Ruby nodded. “That be right.”

“I thought you said we were English.”

“We were. Louisa's daddy was from Kingsbury— that be right around London.”

“So Louisa's mother brought this with her. Did she give it to you?”

“On my fifteenth birthday. It had a little silk handkerchief inside. Don't know whatever happened to that. Be long gone now, I guess.”

“Open it. Look at what's inside.”

Ruby lifted the lid, then smiled. “Jacks and a ball. My girls loved to play.”

“There's a piece of paper in there. Take a look.”

Ruby lifted the paper from the bottom of the box and unfolded it. After she read silently, her smile broadened.

“Sarah and that Barden girl used to play together for hours. Looks like Ceely got the best of her that day.” She closed the lid and held the box in both hands. After a moment, she handed it to Lis. “This be yours now.”

“Oh no, Gigi. It belonged to you.”

“Once upon a time, that be so. I be fine without it all these years.” She reached for Lis's hand. “Something to keep your wishes in. That's what Aunt Louisa told me when she gave it to me.”

“I will treasure it then, and thank you.”

“You be most welcome.”

“Gigi, I was thinking that I hardly know anything about your children. You had two sons, right?”

Ruby nodded. “Harold Junior and Simon. Both went to war over to France. Only Simon came back. Left the island in 1945 to go to school up north. Died in a train crash outside of Boston.”

“And your daughters? You had three others besides my grandmother.”

“Four daughters not counting the one I lost when she was a wee one. Right smart and pretty, all four of them.

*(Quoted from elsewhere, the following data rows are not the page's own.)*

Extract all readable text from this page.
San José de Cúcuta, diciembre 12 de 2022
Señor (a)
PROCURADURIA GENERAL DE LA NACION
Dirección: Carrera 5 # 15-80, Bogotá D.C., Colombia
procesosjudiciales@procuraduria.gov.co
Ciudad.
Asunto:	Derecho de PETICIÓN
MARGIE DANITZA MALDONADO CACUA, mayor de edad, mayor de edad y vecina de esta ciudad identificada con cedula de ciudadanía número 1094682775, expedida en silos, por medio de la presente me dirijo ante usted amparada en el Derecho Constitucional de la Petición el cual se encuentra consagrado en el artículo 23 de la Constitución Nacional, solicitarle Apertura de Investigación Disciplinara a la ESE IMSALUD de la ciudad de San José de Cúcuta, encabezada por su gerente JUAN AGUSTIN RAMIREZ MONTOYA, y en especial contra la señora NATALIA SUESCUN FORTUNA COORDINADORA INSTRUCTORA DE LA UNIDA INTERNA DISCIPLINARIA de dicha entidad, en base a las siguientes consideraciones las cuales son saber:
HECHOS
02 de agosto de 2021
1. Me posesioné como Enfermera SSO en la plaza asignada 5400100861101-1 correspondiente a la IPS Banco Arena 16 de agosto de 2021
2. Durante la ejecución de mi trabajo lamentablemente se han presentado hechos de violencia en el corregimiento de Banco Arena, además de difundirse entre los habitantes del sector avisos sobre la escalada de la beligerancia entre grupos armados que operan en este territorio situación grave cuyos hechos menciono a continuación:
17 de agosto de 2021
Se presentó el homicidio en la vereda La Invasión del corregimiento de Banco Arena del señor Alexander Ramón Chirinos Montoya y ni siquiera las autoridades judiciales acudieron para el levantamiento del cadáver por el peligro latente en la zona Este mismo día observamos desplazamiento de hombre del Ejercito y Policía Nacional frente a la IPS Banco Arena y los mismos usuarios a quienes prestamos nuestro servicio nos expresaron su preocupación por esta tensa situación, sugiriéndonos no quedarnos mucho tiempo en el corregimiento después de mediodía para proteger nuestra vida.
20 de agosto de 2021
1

Lisbeth—you were named for her, like she be named for my grandmother—she married a boy from Virginia, moved down that way. Mary Cathrine, she married a local boy, but after the war they moved to Baltimore. Ann taught here on the island till she got
the polio. Died when she wasn't but twenty-two. All gone now. I birthed eight babies. Buried two before they were grown, six lived to grow up. Not one of them left now.”

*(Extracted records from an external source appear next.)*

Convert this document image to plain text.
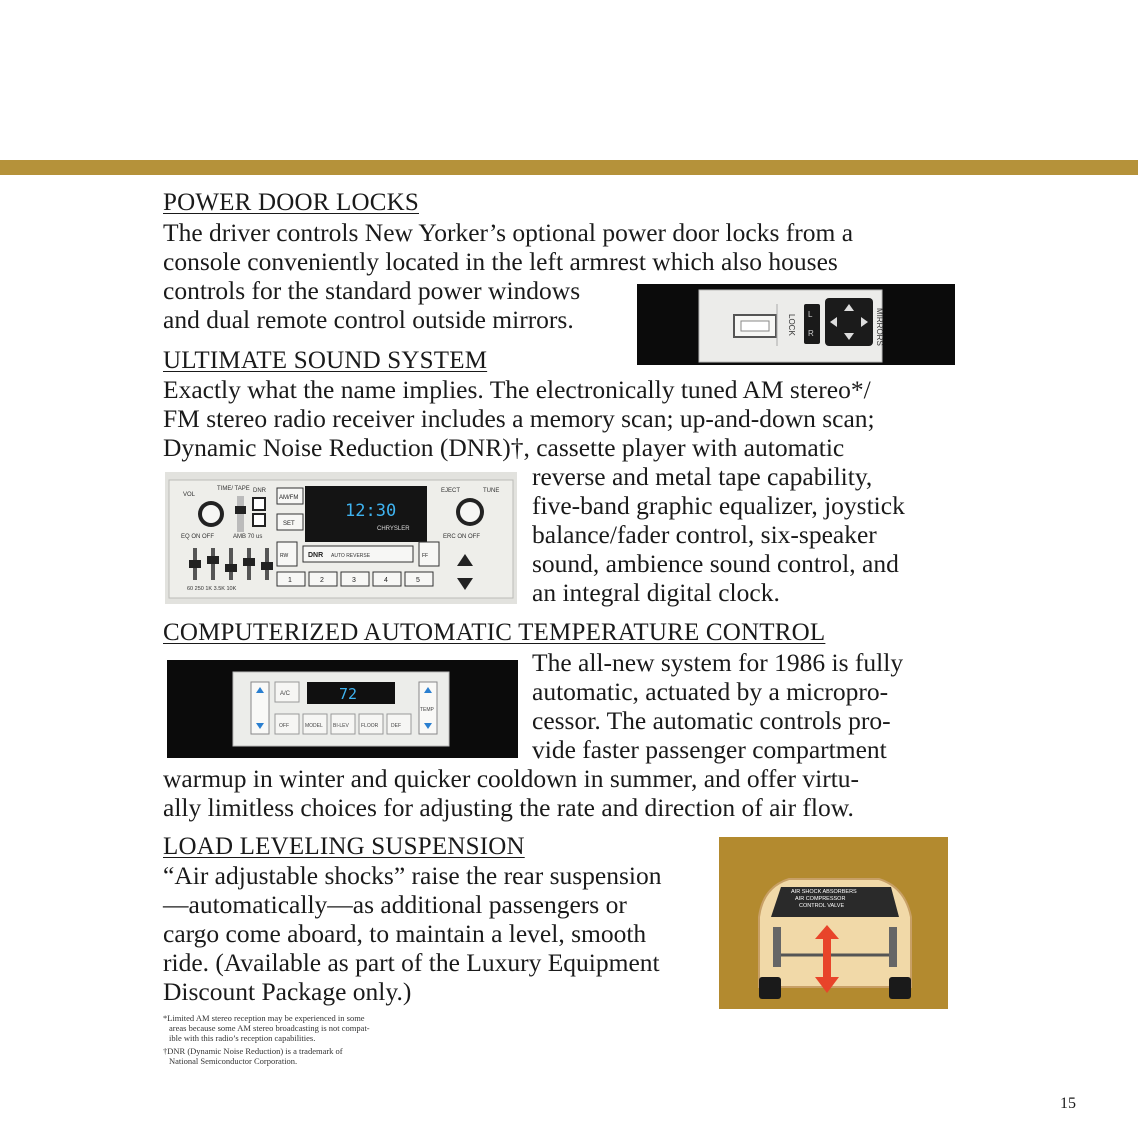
POWER DOOR LOCKS
The driver controls New Yorker’s optional power door locks from a
console conveniently located in the left armrest which also houses
controls for the standard power windows
and dual remote control outside mirrors.	LOCK L
R	MIRRORS
ULTIMATE SOUND SYSTEM
Exactly what the name implies. The electronically tuned AM stereo*/
FM stereo radio receiver includes a memory scan; up-and-down scan;
Dynamic Noise Reduction (DNR)†, cassette player with automatic
reverse and metal tape capability,
five-band graphic equalizer, joystick
balance/fader control, six-speaker
sound, ambience sound control, and
an integral digital clock.
VOL
TIME/ TAPE DNR
EQ ON OFF	AMB 70 us
60 250 1K 3.5K 10K
AM/FM
SET
12:30
CHRYSLER
EJECT	TUNE
ERC ON OFF
RW	DNR AUTO REVERSE	FF
1	2	3	4	5
COMPUTERIZED AUTOMATIC TEMPERATURE CONTROL
The all-new system for 1986 is fully
automatic, actuated by a micropro-
cessor. The automatic controls pro-
vide faster passenger compartment
warmup in winter and quicker cooldown in summer, and offer virtu-
ally limitless choices for adjusting the rate and direction of air flow.
A/C	72
OFF	MODEL BI-LEV FLOOR	DEF
TEMP
LOAD LEVELING SUSPENSION
“Air adjustable shocks” raise the rear suspension
—automatically—as additional passengers or
cargo come aboard, to maintain a level, smooth
ride. (Available as part of the Luxury Equipment
Discount Package only.)
AIR SHOCK ABSORBERS
AIR COMPRESSOR
CONTROL VALVE
*Limited AM stereo reception may be experienced in some
areas because some AM stereo broadcasting is not compat-
ible with this radio’s reception capabilities.
†DNR (Dynamic Noise Reduction) is a trademark of
National Semiconductor Corporation.
15
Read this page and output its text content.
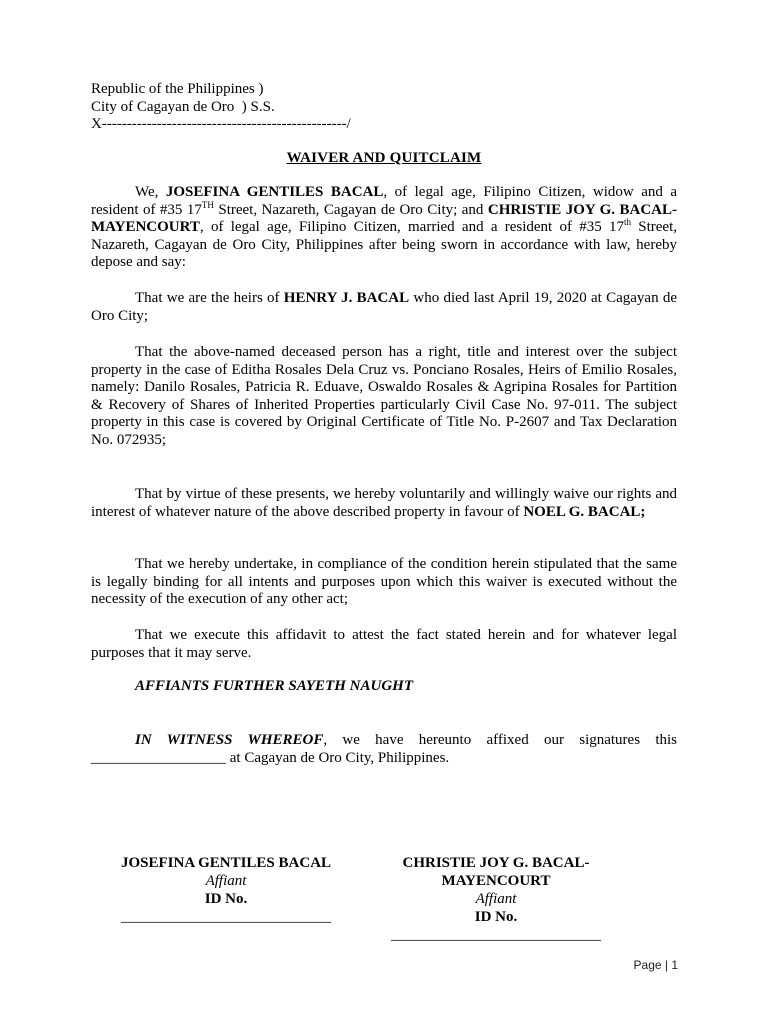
Republic of the Philippines )
City of Cagayan de Oro  ) S.S.
X-------------------------------------------------/
WAIVER AND QUITCLAIM

We, JOSEFINA GENTILES BACAL, of legal age, Filipino Citizen, widow and a resident of #35 17TH Street, Nazareth, Cagayan de Oro City; and CHRISTIE JOY G. BACAL-MAYENCOURT, of legal age, Filipino Citizen, married and a resident of #35 17th Street, Nazareth, Cagayan de Oro City, Philippines after being sworn in accordance with law, hereby depose and say:

That we are the heirs of HENRY J. BACAL who died last April 19, 2020 at Cagayan de Oro City;

That the above-named deceased person has a right, title and interest over the subject property in the case of Editha Rosales Dela Cruz vs. Ponciano Rosales, Heirs of Emilio Rosales, namely: Danilo Rosales, Patricia R. Eduave, Oswaldo Rosales & Agripina Rosales for Partition & Recovery of Shares of Inherited Properties particularly Civil Case No. 97-011. The subject property in this case is covered by Original Certificate of Title No. P-2607 and Tax Declaration No. 072935;

That by virtue of these presents, we hereby voluntarily and willingly waive our rights and interest of whatever nature of the above described property in favour of NOEL G. BACAL;

That we hereby undertake, in compliance of the condition herein stipulated that the same is legally binding for all intents and purposes upon which this waiver is executed without the necessity of the execution of any other act;

That we execute this affidavit to attest the fact stated herein and for whatever legal purposes that it may serve.

AFFIANTS FURTHER SAYETH NAUGHT

IN WITNESS WHEREOF, we have hereunto affixed our signatures this __________________ at Cagayan de Oro City, Philippines.

JOSEFINA GENTILES BACAL
Affiant
ID No.
____________________________
CHRISTIE JOY G. BACAL-
MAYENCOURT
Affiant
ID No.
____________________________
Page | 1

They sat in silence for a while. Finally, Ruby said, “It's a sad day when a mother buries her child.”

Lis watched a tear form in the corner of each of Ruby's eyes, but neither fell.

“What about your sisters and brothers? I don't know anything about them.”

“Stories for another day, Lisbeth Jane. I be tired now. Think I'll head to my room.”

“Can I get you anything, Ruby? Another cup of tea . . .”

“Thank you, but I be done for the night. You turn off these lights before you go up, hear?”

“I will.” Lis watched Ruby cross the floor toward the door to her living quarters, her feet moving slowly, her back uncharacteristically hunched.

“Gigi, I'm sorry,” Lis called to her.